Crystal structure of c-aconitase and the IRP1:IRE complex. The crystal structures of c-aconitase [132] and the IRP1:IRE complex [121,130] are shown. A) Cytosolic aconitase structure showing domain 1 (yellow), domain 2 (green), domain 3 (blue) and domain 4 (red) with the [4Fe–4S] cluster in the center (orange balls). B) IRP1:IRE complex structure shown with domains 1 to 4 as in (A). The ferritin IRE helix (purple) is shown with the two major contact sites of C8 (left) and the A₁₆G₁₇U₁₈ bases of the pseudotriloop shown (right) as enlarged balls.

Fig. 7

Mechanisms for iron-dependent and iron-independent IRP2 regulation.
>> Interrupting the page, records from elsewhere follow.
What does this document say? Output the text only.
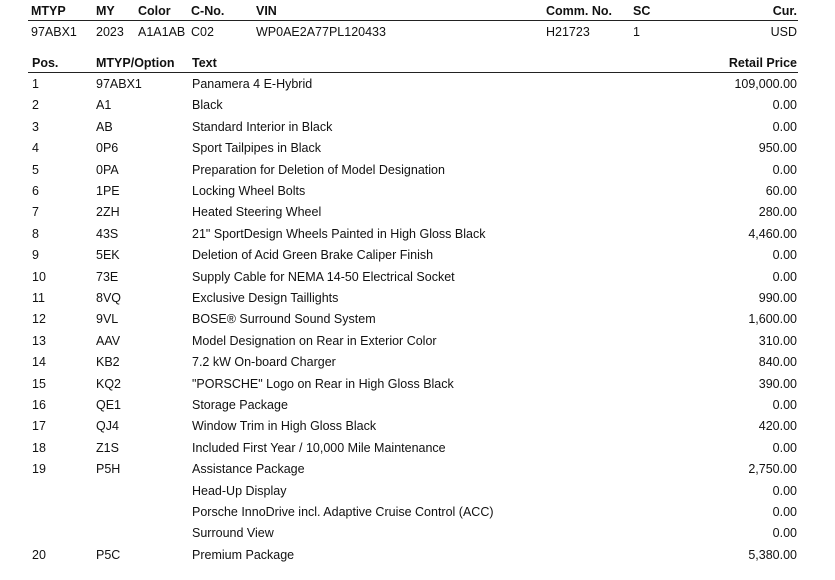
MTYP MY Color C-No.	VIN	Comm. No. SC	Cur.
97ABX1 2023 A1A1AB C02	WP0AE2A77PL120433	H21723	1	USD
Pos.	MTYP/Option Text	Retail Price
1	97ABX1	Panamera 4 E-Hybrid	109,000.00
2	A1	Black	0.00
3	AB	Standard Interior in Black	0.00
4	0P6	Sport Tailpipes in Black	950.00
5	0PA	Preparation for Deletion of Model Designation	0.00
6	1PE	Locking Wheel Bolts	60.00
7	2ZH	Heated Steering Wheel	280.00
8	43S	21" SportDesign Wheels Painted in High Gloss Black	4,460.00
9	5EK	Deletion of Acid Green Brake Caliper Finish	0.00
10	73E	Supply Cable for NEMA 14-50 Electrical Socket	0.00
11	8VQ	Exclusive Design Taillights	990.00
12	9VL	BOSE® Surround Sound System	1,600.00
13	AAV	Model Designation on Rear in Exterior Color	310.00
14	KB2	7.2 kW On-board Charger	840.00
15	KQ2	"PORSCHE" Logo on Rear in High Gloss Black	390.00
16	QE1	Storage Package	0.00
17	QJ4	Window Trim in High Gloss Black	420.00
18	Z1S	Included First Year / 10,000 Mile Maintenance	0.00
19	P5H	Assistance Package	2,750.00
Head-Up Display	0.00
Porsche InnoDrive incl. Adaptive Cruise Control (ACC)	0.00
Surround View	0.00
20	P5C	Premium Package	5,380.00
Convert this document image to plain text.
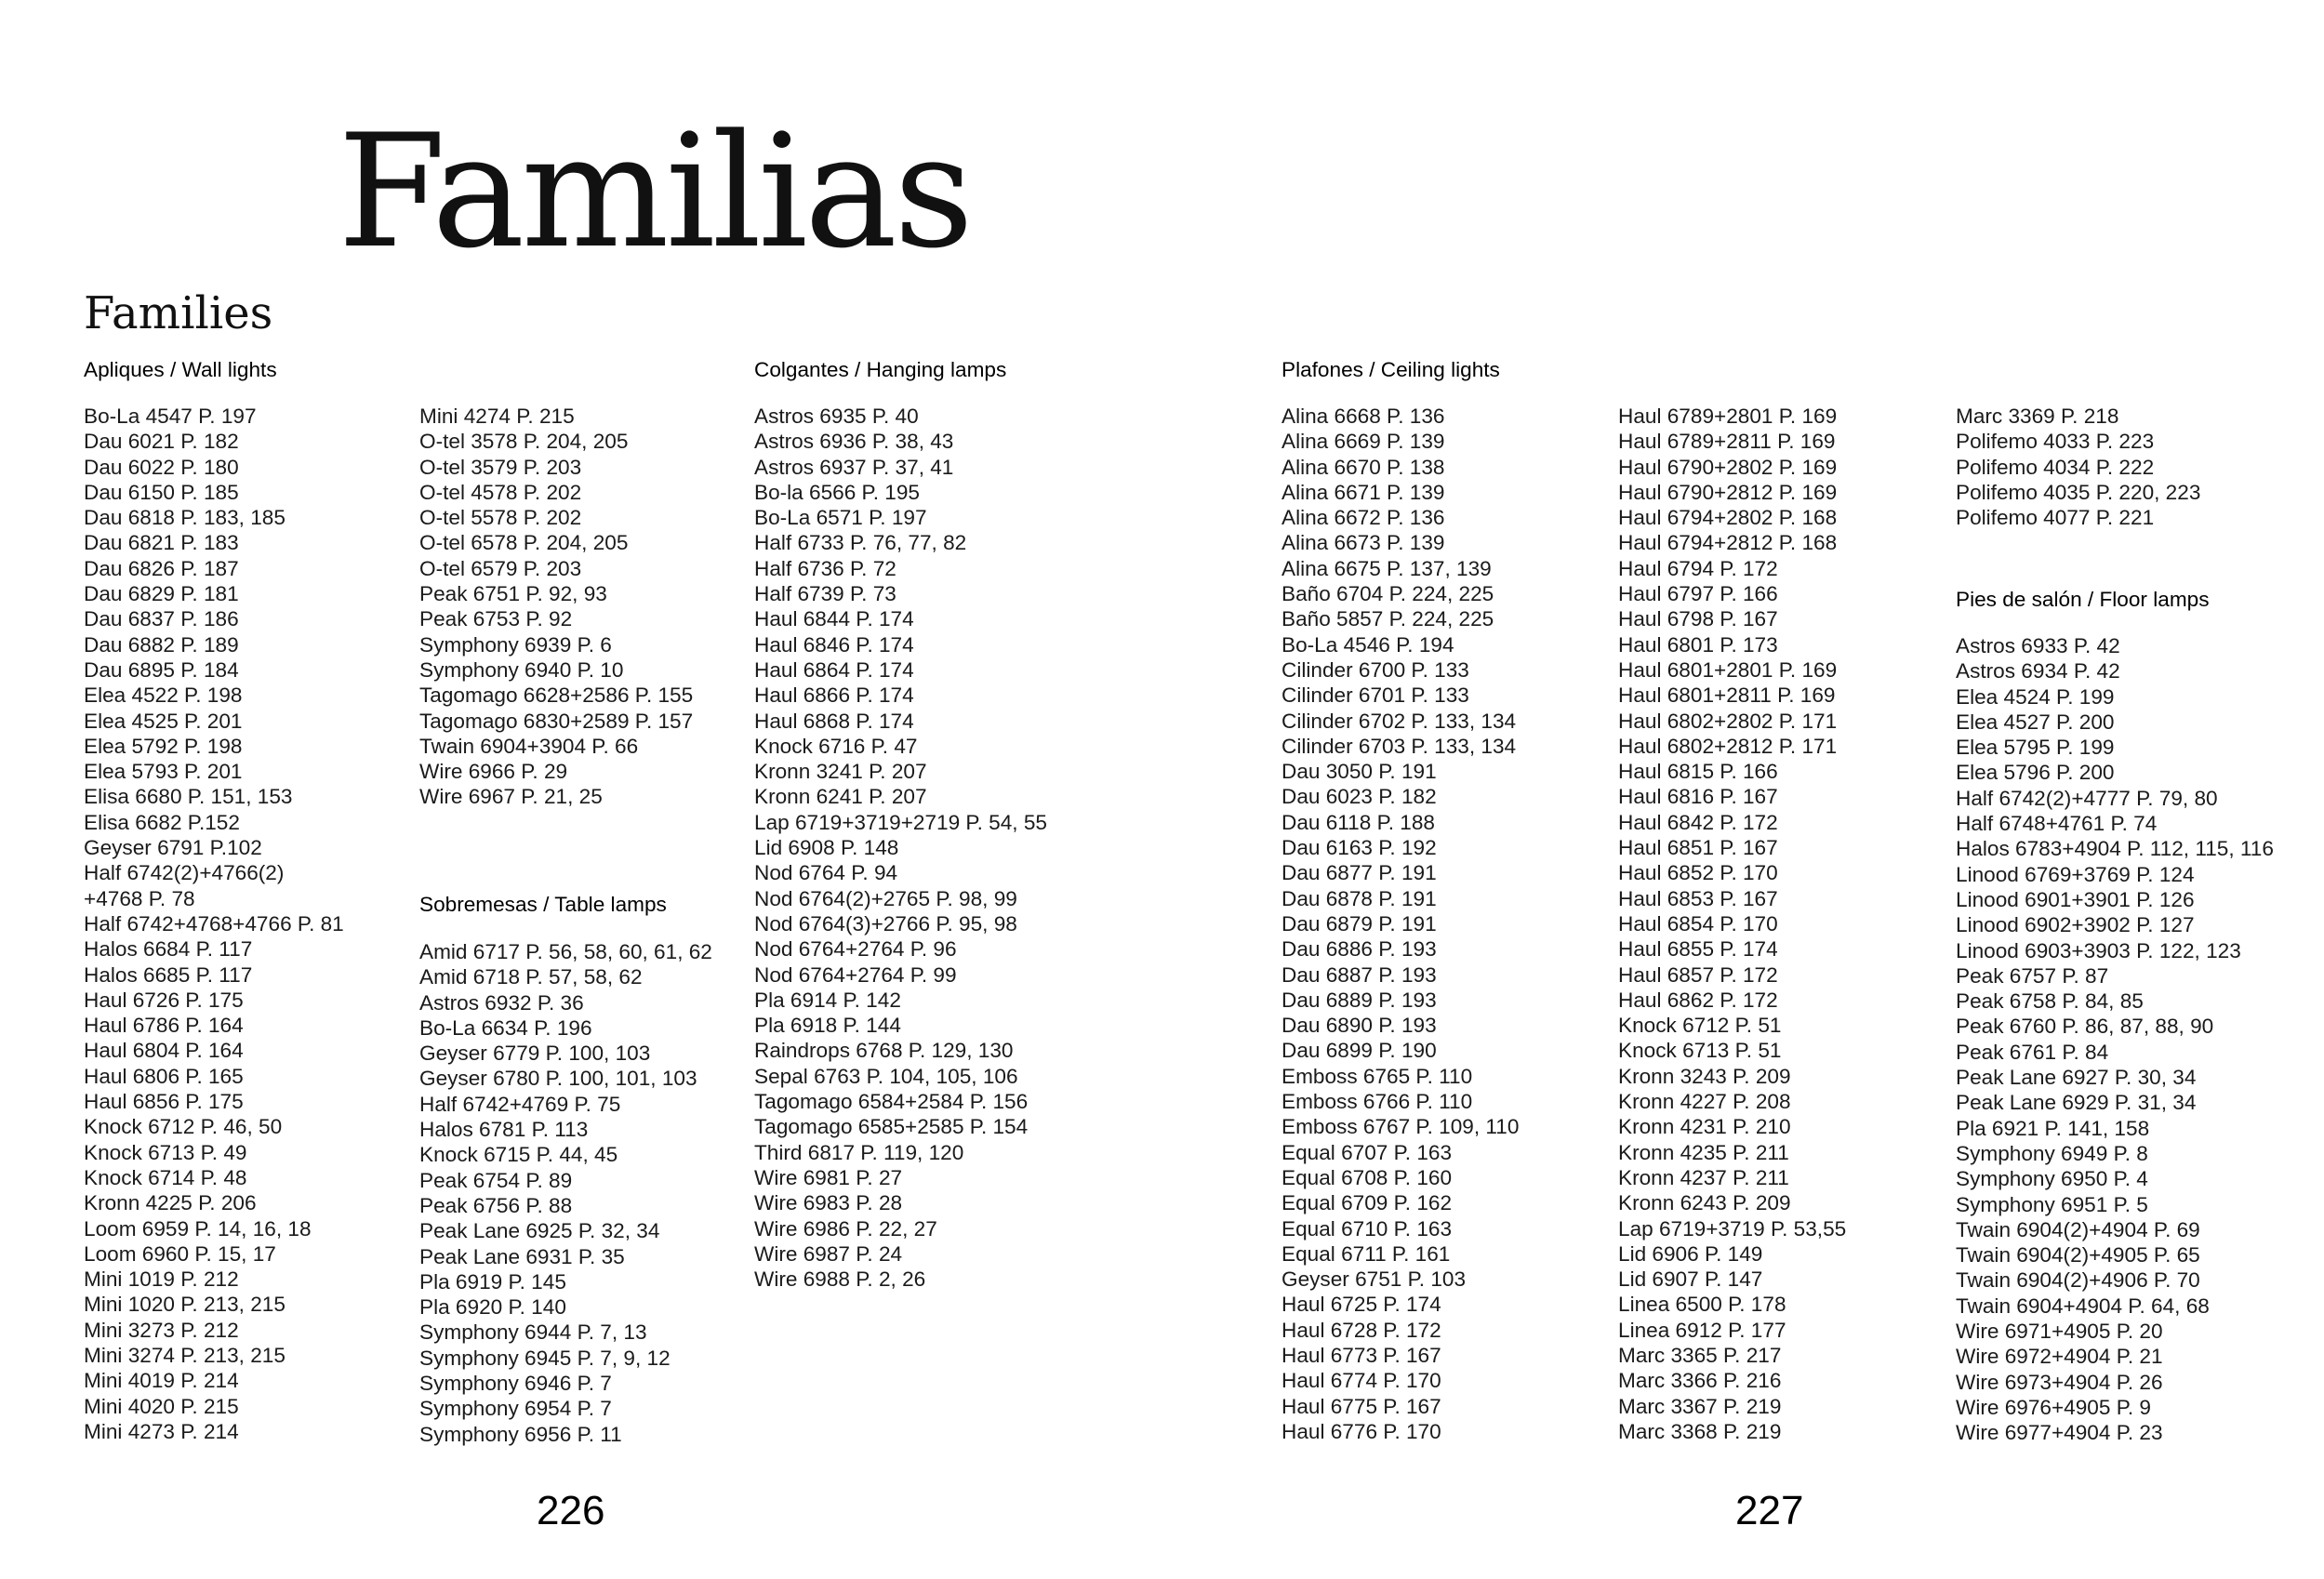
Familias
Families
Apliques / Wall lights	Colgantes / Hanging lamps	Plafones / Ceiling lights
Sobremesas / Table lamps
Pies de salón / Floor lamps
Bo-La 4547 P. 197
Dau 6021 P. 182
Dau 6022 P. 180
Dau 6150 P. 185
Dau 6818 P. 183, 185
Dau 6821 P. 183
Dau 6826 P. 187
Dau 6829 P. 181
Dau 6837 P. 186
Dau 6882 P. 189
Dau 6895 P. 184
Elea 4522 P. 198
Elea 4525 P. 201
Elea 5792 P. 198
Elea 5793 P. 201
Elisa 6680 P. 151, 153
Elisa 6682 P.152
Geyser 6791 P.102
Half 6742(2)+4766(2)
+4768 P. 78
Half 6742+4768+4766 P. 81
Halos 6684 P. 117
Halos 6685 P. 117
Haul 6726 P. 175
Haul 6786 P. 164
Haul 6804 P. 164
Haul 6806 P. 165
Haul 6856 P. 175
Knock 6712 P. 46, 50
Knock 6713 P. 49
Knock 6714 P. 48
Kronn 4225 P. 206
Loom 6959 P. 14, 16, 18
Loom 6960 P. 15, 17
Mini 1019 P. 212
Mini 1020 P. 213, 215
Mini 3273 P. 212
Mini 3274 P. 213, 215
Mini 4019 P. 214
Mini 4020 P. 215
Mini 4273 P. 214
Mini 4274 P. 215
O-tel 3578 P. 204, 205
O-tel 3579 P. 203
O-tel 4578 P. 202
O-tel 5578 P. 202
O-tel 6578 P. 204, 205
O-tel 6579 P. 203
Peak 6751 P. 92, 93
Peak 6753 P. 92
Symphony 6939 P. 6
Symphony 6940 P. 10
Tagomago 6628+2586 P. 155
Tagomago 6830+2589 P. 157
Twain 6904+3904 P. 66
Wire 6966 P. 29
Wire 6967 P. 21, 25
Amid 6717 P. 56, 58, 60, 61, 62
Amid 6718 P. 57, 58, 62
Astros 6932 P. 36
Bo-La 6634 P. 196
Geyser 6779 P. 100, 103
Geyser 6780 P. 100, 101, 103
Half 6742+4769 P. 75
Halos 6781 P. 113
Knock 6715 P. 44, 45
Peak 6754 P. 89
Peak 6756 P. 88
Peak Lane 6925 P. 32, 34
Peak Lane 6931 P. 35
Pla 6919 P. 145
Pla 6920 P. 140
Symphony 6944 P. 7, 13
Symphony 6945 P. 7, 9, 12
Symphony 6946 P. 7
Symphony 6954 P. 7
Symphony 6956 P. 11
Astros 6935 P. 40
Astros 6936 P. 38, 43
Astros 6937 P. 37, 41
Bo-la 6566 P. 195
Bo-La 6571 P. 197
Half 6733 P. 76, 77, 82
Half 6736 P. 72
Half 6739 P. 73
Haul 6844 P. 174
Haul 6846 P. 174
Haul 6864 P. 174
Haul 6866 P. 174
Haul 6868 P. 174
Knock 6716 P. 47
Kronn 3241 P. 207
Kronn 6241 P. 207
Lap 6719+3719+2719 P. 54, 55
Lid 6908 P. 148
Nod 6764 P. 94
Nod 6764(2)+2765 P. 98, 99
Nod 6764(3)+2766 P. 95, 98
Nod 6764+2764 P. 96
Nod 6764+2764 P. 99
Pla 6914 P. 142
Pla 6918 P. 144
Raindrops 6768 P. 129, 130
Sepal 6763 P. 104, 105, 106
Tagomago 6584+2584 P. 156
Tagomago 6585+2585 P. 154
Third 6817 P. 119, 120
Wire 6981 P. 27
Wire 6983 P. 28
Wire 6986 P. 22, 27
Wire 6987 P. 24
Wire 6988 P. 2, 26
Alina 6668 P. 136
Alina 6669 P. 139
Alina 6670 P. 138
Alina 6671 P. 139
Alina 6672 P. 136
Alina 6673 P. 139
Alina 6675 P. 137, 139
Baño 6704 P. 224, 225
Baño 5857 P. 224, 225
Bo-La 4546 P. 194
Cilinder 6700 P. 133
Cilinder 6701 P. 133
Cilinder 6702 P. 133, 134
Cilinder 6703 P. 133, 134
Dau 3050 P. 191
Dau 6023 P. 182
Dau 6118 P. 188
Dau 6163 P. 192
Dau 6877 P. 191
Dau 6878 P. 191
Dau 6879 P. 191
Dau 6886 P. 193
Dau 6887 P. 193
Dau 6889 P. 193
Dau 6890 P. 193
Dau 6899 P. 190
Emboss 6765 P. 110
Emboss 6766 P. 110
Emboss 6767 P. 109, 110
Equal 6707 P. 163
Equal 6708 P. 160
Equal 6709 P. 162
Equal 6710 P. 163
Equal 6711 P. 161
Geyser 6751 P. 103
Haul 6725 P. 174
Haul 6728 P. 172
Haul 6773 P. 167
Haul 6774 P. 170
Haul 6775 P. 167
Haul 6776 P. 170
Haul 6789+2801 P. 169
Haul 6789+2811 P. 169
Haul 6790+2802 P. 169
Haul 6790+2812 P. 169
Haul 6794+2802 P. 168
Haul 6794+2812 P. 168
Haul 6794 P. 172
Haul 6797 P. 166
Haul 6798 P. 167
Haul 6801 P. 173
Haul 6801+2801 P. 169
Haul 6801+2811 P. 169
Haul 6802+2802 P. 171
Haul 6802+2812 P. 171
Haul 6815 P. 166
Haul 6816 P. 167
Haul 6842 P. 172
Haul 6851 P. 167
Haul 6852 P. 170
Haul 6853 P. 167
Haul 6854 P. 170
Haul 6855 P. 174
Haul 6857 P. 172
Haul 6862 P. 172
Knock 6712 P. 51
Knock 6713 P. 51
Kronn 3243 P. 209
Kronn 4227 P. 208
Kronn 4231 P. 210
Kronn 4235 P. 211
Kronn 4237 P. 211
Kronn 6243 P. 209
Lap 6719+3719 P. 53,55
Lid 6906 P. 149
Lid 6907 P. 147
Linea 6500 P. 178
Linea 6912 P. 177
Marc 3365 P. 217
Marc 3366 P. 216
Marc 3367 P. 219
Marc 3368 P. 219
Marc 3369 P. 218
Polifemo 4033 P. 223
Polifemo 4034 P. 222
Polifemo 4035 P. 220, 223
Polifemo 4077 P. 221
Astros 6933 P. 42
Astros 6934 P. 42
Elea 4524 P. 199
Elea 4527 P. 200
Elea 5795 P. 199
Elea 5796 P. 200
Half 6742(2)+4777 P. 79, 80
Half 6748+4761 P. 74
Halos 6783+4904 P. 112, 115, 116
Linood 6769+3769 P. 124
Linood 6901+3901 P. 126
Linood 6902+3902 P. 127
Linood 6903+3903 P. 122, 123
Peak 6757 P. 87
Peak 6758 P. 84, 85
Peak 6760 P. 86, 87, 88, 90
Peak 6761 P. 84
Peak Lane 6927 P. 30, 34
Peak Lane 6929 P. 31, 34
Pla 6921 P. 141, 158
Symphony 6949 P. 8
Symphony 6950 P. 4
Symphony 6951 P. 5
Twain 6904(2)+4904 P. 69
Twain 6904(2)+4905 P. 65
Twain 6904(2)+4906 P. 70
Twain 6904+4904 P. 64, 68
Wire 6971+4905 P. 20
Wire 6972+4904 P. 21
Wire 6973+4904 P. 26
Wire 6976+4905 P. 9
Wire 6977+4904 P. 23
226	227
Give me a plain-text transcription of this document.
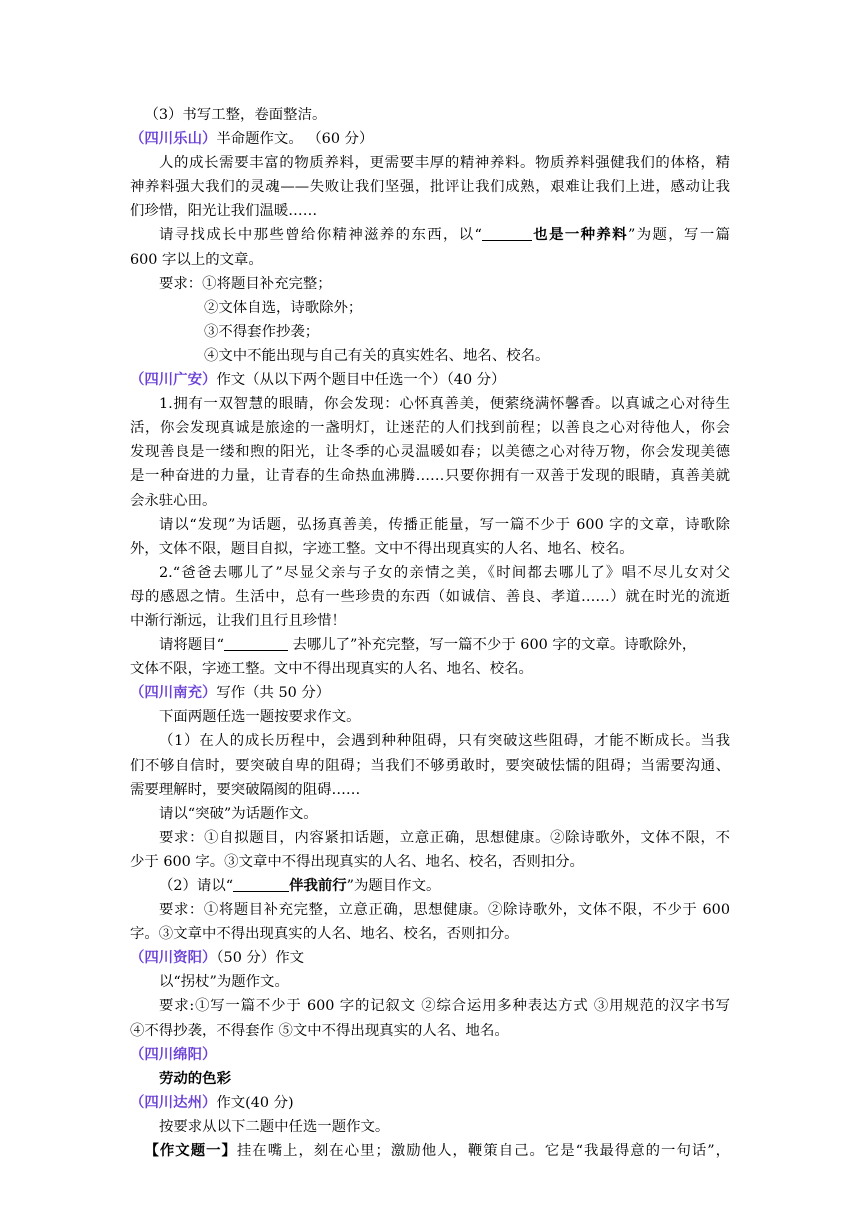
（3）书写工整，卷面整洁。
（四川乐山）半命题作文。 （60 分）
人的成长需要丰富的物质养料，更需要丰厚的精神养料。物质养料强健我们的体格，精
神养料强大我们的灵魂——失败让我们坚强，批评让我们成熟，艰难让我们上进，感动让我
们珍惜，阳光让我们温暖……
请寻找成长中那些曾给你精神滋养的东西，以“	也是一种养料”为题，写一篇
600 字以上的文章。
要求：①将题目补充完整；
②文体自选，诗歌除外；
③不得套作抄袭；
④文中不能出现与自己有关的真实姓名、地名、校名。
（四川广安）作文（从以下两个题目中任选一个）（40 分）
1.拥有一双智慧的眼睛，你会发现：心怀真善美，便萦绕满怀馨香。以真诚之心对待生
活，你会发现真诚是旅途的一盏明灯，让迷茫的人们找到前程；以善良之心对待他人，你会
发现善良是一缕和煦的阳光，让冬季的心灵温暖如春；以美德之心对待万物，你会发现美德
是一种奋进的力量，让青春的生命热血沸腾……只要你拥有一双善于发现的眼睛，真善美就
会永驻心田。
请以“发现”为话题，弘扬真善美，传播正能量，写一篇不少于 600 字的文章，诗歌除
外，文体不限，题目自拟，字迹工整。文中不得出现真实的人名、地名、校名。
2.“爸爸去哪儿了”尽显父亲与子女的亲情之美，《时间都去哪儿了》唱不尽儿女对父
母的感恩之情。生活中，总有一些珍贵的东西（如诚信、善良、孝道……）就在时光的流逝
中渐行渐远，让我们且行且珍惜！
请将题目“	去哪儿了”补充完整，写一篇不少于 600 字的文章。诗歌除外，
文体不限，字迹工整。文中不得出现真实的人名、地名、校名。
（四川南充）写作（共 50 分）
下面两题任选一题按要求作文。
（1）在人的成长历程中，会遇到种种阻碍，只有突破这些阻碍，才能不断成长。当我
们不够自信时，要突破自卑的阻碍；当我们不够勇敢时，要突破怯懦的阻碍；当需要沟通、
需要理解时，要突破隔阂的阻碍……
请以“突破”为话题作文。
要求：①自拟题目，内容紧扣话题，立意正确，思想健康。②除诗歌外，文体不限，不
少于 600 字。③文章中不得出现真实的人名、地名、校名，否则扣分。
（2）请以“	伴我前行”为题目作文。
要求：①将题目补充完整，立意正确，思想健康。②除诗歌外，文体不限，不少于 600
字。③文章中不得出现真实的人名、地名、校名，否则扣分。
（四川资阳）（50 分）作文
以“拐杖”为题作文。
要求:①写一篇不少于 600 字的记叙文 ②综合运用多种表达方式 ③用规范的汉字书写
④不得抄袭，不得套作 ⑤文中不得出现真实的人名、地名。
（四川绵阳）
劳动的色彩
（四川达州）作文(40 分)
按要求从以下二题中任选一题作文。
【作文题一】挂在嘴上，刻在心里；激励他人，鞭策自己。它是“我最得意的一句话”，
Iron-dependent degradation: when iron and oxygen are high, the FBXL5 hemerythrin-domain binds iron and leads to a conformational change that increases FBXL5 stability. FBXL5 binds to IRP2 and FBXL5-IRP2 associates with SKP1–CUL1 complex, catalyzing the ubiquitination and proteasomal degradation of IRP2. When iron or oxygen is limited, FBXL5 is destabilized and targeted for degradation by an unidentified E3 ligase. IRP2 iron-independent pathway: IRP2 is phosphorylated by cyclin-dependent kinase 1(CDK1/cyclinB1) during G2/M and dephosphorylated by CDC14A at the end of mitosis. S157 phosphorylation is independent of iron and is associated with reduced RNA binding activity. Non-phosphorylated and phosphorylated IRP2 are subjected to FBXL5 iron-mediated degradation. Modified from Wallander et al. [4].